Many claim to be spiritual, rather than religious | Plateau Church Corner

As the calendar turns, here we are…What? September already? Wait, wait. My summer want-to-do list is still in the drawer. Not a good sign as the days begin to shorten.

As the calendar turns, here we are…What? September already? Wait, wait. My summer want-to-do list is still in the drawer. Not a good sign as the days begin to shorten.

I hope you have had a summer filled with the spirit of creation that abounds here in the Pacific Northwest. People in the Northwest have been blessed by good weather this summer, and, not to start an argument, I think we are blessed to live in one of the most beautiful places in creation.

Small wonder then that many people in the Pacific Northwest find the expression of their spirituality through God in creation and claim to be “spiritual but not religious.”

Diana Butler Bass in her book “Christianity After Religion” points to several happenings in the past decade. She calls it the “Horrible Decade” that brought about a significant shift in religious expression away from religious and toward spiritual.

The first event, 9/11. Immediately after the terrorist attack, churches were full. But then well-known Christian fundamentalist leaders came out strongly saying that 9/11 was God’s punishment for America’s lack of moral value. So that was it, huh? God’s punishment was to fly airplanes into buildings killing innocent children and adults. Exit religious, enter spiritual.

The second event, the Roman Catholic (and yes, other denominations as well) sexual abuse scandals. A 2008 Pew Foundation survey found in the aftermath of the scandals that one-third of the Americans who were raised Catholic no longer considered themselves Catholic. Exit religious, enter spiritual.

The third event, the Protestant human sexuality conflicts. Regardless of where one stood on the sexuality issue, what people outside the churches saw, sadly, was Christians at maybe their worst; not being very Christian toward each other and those whose sexual orientation was not heterosexual. Exit religious, enter spiritual.

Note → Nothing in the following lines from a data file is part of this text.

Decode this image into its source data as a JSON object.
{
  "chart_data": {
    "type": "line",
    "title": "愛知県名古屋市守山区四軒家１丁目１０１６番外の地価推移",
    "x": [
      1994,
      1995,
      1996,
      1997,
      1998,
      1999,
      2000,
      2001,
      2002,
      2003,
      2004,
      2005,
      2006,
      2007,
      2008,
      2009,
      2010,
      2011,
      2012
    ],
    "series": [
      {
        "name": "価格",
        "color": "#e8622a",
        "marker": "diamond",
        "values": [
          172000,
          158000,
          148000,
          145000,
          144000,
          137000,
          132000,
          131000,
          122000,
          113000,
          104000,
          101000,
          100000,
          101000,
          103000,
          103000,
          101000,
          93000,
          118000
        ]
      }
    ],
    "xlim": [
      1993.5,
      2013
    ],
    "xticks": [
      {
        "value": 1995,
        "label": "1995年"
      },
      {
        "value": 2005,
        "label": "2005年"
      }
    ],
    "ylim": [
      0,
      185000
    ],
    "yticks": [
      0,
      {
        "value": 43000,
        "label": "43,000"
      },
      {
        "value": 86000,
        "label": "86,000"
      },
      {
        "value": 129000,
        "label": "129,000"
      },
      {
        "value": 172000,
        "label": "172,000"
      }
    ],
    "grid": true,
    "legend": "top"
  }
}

The fourth event Bass articulates was the significant political shift to the conservative religious right. Exit, particularly in young people, religious, and enter spiritual.

Bass describes more issues like Hurricane Katrina, where conservative Christian leaders called the destruction “God’s punishment” and the outcome was the same. Exit religious, enter spiritual.

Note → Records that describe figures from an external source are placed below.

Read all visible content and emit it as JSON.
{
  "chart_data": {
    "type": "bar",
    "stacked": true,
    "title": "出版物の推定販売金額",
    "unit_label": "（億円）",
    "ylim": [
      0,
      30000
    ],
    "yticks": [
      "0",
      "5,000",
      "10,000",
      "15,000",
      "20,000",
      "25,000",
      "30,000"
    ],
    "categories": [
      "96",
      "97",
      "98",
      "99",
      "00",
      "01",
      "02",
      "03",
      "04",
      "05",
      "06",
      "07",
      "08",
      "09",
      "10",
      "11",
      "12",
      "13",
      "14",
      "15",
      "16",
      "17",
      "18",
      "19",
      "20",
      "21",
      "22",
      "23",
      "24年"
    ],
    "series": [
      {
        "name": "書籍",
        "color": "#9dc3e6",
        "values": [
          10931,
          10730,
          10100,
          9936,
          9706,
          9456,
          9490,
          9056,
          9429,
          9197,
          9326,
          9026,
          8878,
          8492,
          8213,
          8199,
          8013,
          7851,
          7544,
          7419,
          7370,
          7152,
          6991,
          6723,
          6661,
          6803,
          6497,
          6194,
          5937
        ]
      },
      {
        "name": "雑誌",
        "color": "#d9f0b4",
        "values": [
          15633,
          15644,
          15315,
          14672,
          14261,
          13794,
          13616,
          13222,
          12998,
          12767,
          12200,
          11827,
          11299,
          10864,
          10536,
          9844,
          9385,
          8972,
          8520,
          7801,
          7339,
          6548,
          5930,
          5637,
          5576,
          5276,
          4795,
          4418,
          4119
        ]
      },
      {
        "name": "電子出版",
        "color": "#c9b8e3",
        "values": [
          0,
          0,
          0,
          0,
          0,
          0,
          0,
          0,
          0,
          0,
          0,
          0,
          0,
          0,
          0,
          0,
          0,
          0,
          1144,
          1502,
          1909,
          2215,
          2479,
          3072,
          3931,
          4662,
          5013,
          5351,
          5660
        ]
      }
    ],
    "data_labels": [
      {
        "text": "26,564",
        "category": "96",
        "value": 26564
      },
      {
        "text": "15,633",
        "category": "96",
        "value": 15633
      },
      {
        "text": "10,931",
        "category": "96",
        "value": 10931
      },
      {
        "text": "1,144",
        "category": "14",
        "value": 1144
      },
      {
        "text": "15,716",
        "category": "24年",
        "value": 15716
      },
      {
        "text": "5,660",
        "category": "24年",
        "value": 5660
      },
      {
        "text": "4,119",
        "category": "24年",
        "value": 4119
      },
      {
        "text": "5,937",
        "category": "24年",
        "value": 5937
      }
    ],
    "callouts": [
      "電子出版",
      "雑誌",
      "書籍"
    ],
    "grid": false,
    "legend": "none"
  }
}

The result of this “Horrible Decade?” In a 10-year period, Gallup polls indicated that Americans describing themselves as “religious only,” those who associate with organized religion in some manner, went from 54 percent of the population to 9 percent of the population. At the same time, those who defined themselves as “spiritual and religious” went from 6 percent of the population to 48 percent of the population. That’s a significant movement away from adherence to organized religion.

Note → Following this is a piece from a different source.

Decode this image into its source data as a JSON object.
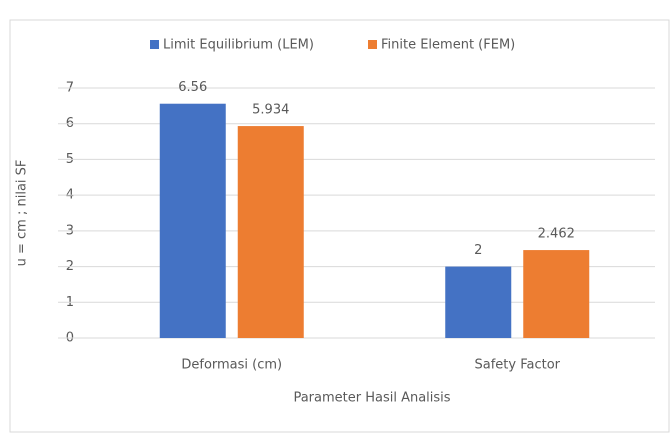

If churches are wondering where everybody went and why, perhaps we should look in the mirror and ask what Jesus really meant when he said such radical things as love your neighbor and go and do likewise.

You see, there is another side to the Horrible Decade, and that is the good news of God’s grace and love given for you and for all people, and it’s being shared at a church near you this Sunday. Come and see. You might find that it is more beautiful in your life than the beauty of the Pacific Northwest.